Backing the object-years approach, SpaceX reiterated its argument that conditions the FCC put on its second-generation satellites -- including semi-annual reports on collision avoidance maneuvers and the 100 object-years cap -- also apply to other constellations (see 2405240045).

There was less agreement among space operators and space interests on whether the FCC should gauge satellite collision risk on an individual satellite basis or in the aggregate across an entire satellite system.

Per-spacecraft collision risk metrics better align incentives across satellite operators, the National Space Society said. Aggregate metrics create uneven rules with safety requirements varying depending on who operates an individual satellite, it noted. Telesat argued for evaluating collision risks on an individual satellite basis. It said any aggregate system approach will unnecessarily affect constellation design. Eutelsat/OneWeb backed an aggregate approach and said a per-satellite approach ignores the number and frequency of high- and low-risk events across an operator’s fleet. Also backing an aggregate approach, Astroscale said the agency should consider positive action operators take to mitigate those risks.

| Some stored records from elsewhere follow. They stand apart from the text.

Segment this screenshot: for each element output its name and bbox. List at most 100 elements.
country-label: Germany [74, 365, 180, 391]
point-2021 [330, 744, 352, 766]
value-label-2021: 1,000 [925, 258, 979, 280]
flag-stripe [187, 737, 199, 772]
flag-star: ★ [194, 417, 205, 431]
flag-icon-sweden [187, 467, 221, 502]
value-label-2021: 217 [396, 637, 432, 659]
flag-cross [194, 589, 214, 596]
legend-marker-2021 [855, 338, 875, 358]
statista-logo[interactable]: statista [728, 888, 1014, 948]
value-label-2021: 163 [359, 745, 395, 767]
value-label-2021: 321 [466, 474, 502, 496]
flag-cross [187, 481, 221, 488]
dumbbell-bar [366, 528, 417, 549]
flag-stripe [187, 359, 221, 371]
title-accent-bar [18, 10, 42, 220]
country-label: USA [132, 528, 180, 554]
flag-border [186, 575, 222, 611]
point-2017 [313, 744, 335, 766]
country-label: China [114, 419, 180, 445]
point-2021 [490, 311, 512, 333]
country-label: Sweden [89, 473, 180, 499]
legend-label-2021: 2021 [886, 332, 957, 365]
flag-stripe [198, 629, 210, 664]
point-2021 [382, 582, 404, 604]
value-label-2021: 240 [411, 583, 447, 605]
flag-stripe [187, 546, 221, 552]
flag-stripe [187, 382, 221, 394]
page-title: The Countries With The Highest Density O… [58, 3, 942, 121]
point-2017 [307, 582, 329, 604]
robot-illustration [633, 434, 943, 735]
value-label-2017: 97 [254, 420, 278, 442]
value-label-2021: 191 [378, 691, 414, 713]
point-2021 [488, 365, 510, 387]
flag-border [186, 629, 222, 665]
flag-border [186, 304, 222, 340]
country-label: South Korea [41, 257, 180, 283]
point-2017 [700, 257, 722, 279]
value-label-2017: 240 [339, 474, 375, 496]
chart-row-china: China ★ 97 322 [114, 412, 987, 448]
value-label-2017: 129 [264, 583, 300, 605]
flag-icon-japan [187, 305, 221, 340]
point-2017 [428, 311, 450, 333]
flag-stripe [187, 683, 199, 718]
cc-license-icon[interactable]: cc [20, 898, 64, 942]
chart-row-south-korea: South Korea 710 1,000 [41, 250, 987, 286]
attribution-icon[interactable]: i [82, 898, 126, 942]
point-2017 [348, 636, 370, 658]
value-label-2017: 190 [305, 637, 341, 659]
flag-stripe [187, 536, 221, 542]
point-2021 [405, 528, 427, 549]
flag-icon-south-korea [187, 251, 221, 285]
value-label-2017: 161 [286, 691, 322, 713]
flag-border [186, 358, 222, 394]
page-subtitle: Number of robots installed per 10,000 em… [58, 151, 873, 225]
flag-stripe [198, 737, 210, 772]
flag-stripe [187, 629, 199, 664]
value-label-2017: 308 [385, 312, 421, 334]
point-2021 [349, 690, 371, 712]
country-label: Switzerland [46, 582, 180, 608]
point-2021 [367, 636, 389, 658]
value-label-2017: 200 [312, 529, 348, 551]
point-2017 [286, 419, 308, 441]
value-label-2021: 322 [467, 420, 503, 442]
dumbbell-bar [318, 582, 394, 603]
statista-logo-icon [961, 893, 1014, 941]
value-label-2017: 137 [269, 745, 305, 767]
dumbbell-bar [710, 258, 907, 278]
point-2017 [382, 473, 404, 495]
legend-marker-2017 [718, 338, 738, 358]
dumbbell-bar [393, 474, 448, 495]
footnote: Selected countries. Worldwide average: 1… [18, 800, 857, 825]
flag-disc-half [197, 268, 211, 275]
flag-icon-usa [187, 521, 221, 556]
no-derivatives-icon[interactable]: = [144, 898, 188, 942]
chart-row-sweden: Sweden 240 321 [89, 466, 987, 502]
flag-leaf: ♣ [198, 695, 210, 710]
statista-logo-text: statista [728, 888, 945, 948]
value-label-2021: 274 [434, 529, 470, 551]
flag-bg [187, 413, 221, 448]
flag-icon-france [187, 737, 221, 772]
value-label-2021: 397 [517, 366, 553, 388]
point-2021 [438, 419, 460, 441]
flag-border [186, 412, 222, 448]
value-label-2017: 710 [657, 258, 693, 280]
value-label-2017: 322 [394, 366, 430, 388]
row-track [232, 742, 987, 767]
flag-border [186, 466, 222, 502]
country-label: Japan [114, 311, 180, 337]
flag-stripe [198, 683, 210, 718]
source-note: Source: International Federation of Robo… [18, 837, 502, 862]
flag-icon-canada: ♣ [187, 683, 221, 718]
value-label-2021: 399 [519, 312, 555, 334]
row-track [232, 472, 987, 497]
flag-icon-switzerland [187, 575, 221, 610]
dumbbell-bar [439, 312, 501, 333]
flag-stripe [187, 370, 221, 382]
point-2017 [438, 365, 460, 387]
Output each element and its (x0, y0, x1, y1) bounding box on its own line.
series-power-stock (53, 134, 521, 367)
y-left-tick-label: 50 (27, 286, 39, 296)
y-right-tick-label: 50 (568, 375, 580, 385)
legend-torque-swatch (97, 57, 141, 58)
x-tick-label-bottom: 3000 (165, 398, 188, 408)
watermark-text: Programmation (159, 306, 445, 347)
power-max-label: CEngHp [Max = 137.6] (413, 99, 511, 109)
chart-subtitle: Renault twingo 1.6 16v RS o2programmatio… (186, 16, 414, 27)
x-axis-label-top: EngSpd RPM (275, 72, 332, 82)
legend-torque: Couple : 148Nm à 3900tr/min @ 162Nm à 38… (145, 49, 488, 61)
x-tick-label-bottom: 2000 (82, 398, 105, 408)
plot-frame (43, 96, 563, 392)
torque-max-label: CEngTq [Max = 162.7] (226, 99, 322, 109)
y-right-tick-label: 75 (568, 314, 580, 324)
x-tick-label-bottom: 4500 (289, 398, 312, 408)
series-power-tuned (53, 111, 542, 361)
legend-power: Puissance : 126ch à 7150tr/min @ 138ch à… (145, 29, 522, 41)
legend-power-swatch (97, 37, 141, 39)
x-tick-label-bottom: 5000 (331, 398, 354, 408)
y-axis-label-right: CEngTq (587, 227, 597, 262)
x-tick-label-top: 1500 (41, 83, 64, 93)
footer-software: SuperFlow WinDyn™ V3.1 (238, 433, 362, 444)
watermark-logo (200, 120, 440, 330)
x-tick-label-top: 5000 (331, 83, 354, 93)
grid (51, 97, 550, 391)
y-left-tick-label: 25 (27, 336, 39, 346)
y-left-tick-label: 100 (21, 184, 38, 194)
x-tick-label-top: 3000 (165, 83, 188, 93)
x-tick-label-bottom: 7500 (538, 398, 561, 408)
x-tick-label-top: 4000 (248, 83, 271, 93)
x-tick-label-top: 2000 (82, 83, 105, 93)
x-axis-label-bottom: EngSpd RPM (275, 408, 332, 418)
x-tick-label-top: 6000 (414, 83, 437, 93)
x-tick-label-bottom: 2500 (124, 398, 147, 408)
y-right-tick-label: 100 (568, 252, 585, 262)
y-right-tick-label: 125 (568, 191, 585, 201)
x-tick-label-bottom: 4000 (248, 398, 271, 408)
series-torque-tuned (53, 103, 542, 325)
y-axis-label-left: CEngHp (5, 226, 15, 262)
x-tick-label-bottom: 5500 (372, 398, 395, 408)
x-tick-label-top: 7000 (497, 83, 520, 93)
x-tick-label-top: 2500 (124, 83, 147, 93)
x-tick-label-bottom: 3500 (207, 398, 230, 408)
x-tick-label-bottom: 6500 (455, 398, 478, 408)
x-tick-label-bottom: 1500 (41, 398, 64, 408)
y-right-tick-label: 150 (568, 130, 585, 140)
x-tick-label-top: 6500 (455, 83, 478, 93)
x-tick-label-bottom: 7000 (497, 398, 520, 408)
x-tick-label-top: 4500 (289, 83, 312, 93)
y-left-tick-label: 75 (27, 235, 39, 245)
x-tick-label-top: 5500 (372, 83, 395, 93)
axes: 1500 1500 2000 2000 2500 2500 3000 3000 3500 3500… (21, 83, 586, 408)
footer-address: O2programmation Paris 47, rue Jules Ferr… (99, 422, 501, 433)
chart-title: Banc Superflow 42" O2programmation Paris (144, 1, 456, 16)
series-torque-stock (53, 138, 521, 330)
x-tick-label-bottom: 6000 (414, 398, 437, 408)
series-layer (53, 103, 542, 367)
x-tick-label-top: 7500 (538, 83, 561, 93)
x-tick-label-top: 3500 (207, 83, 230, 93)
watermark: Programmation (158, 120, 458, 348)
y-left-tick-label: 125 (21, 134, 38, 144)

Viasat said an aggregate limit would reduce the risks any particular NGSO system presents while giving operators flexibility to design their systems. Evaluating collision risk on a per-satellite basis allows more precise risk assessment and mitigation strategies tailored to individual satellites, said the Commercial Smallsat Spectrum Management Association. CSSMA also argued the FCC should avoid prescribing a particular technology, such as propulsion, for maneuverability, when there are potential alternatives such as differential drag and deployable sails. Eutelsat/OneWeb and Kuiper also urged the FCC to mandate that satellites have maneuverability in orbits higher than 400 km.

TechFreedom questioned the FCC's orbital debris regulatory authority. The agency's reliance on the public interest standard is "a “wafer-thin reed” that’s unlikely to withstand judicial scrutiny," it said. TechFreedom has also questioned FAA orbital debris regulatory authority 2312260009). The Commercial Spaceflight Federation also questioned FCC authority. "Continued deference to agencies with technical expertise and adherence to a limited role in orbital debris and space safety should guide the Commission’s rulemaking," CSF said.

There is a lack of good tools for assessing the system risk of large constellations, Lynk said. Until they arrive, the FCC's best approach is via demonstration missions at lower altitudes that show reliability, it said.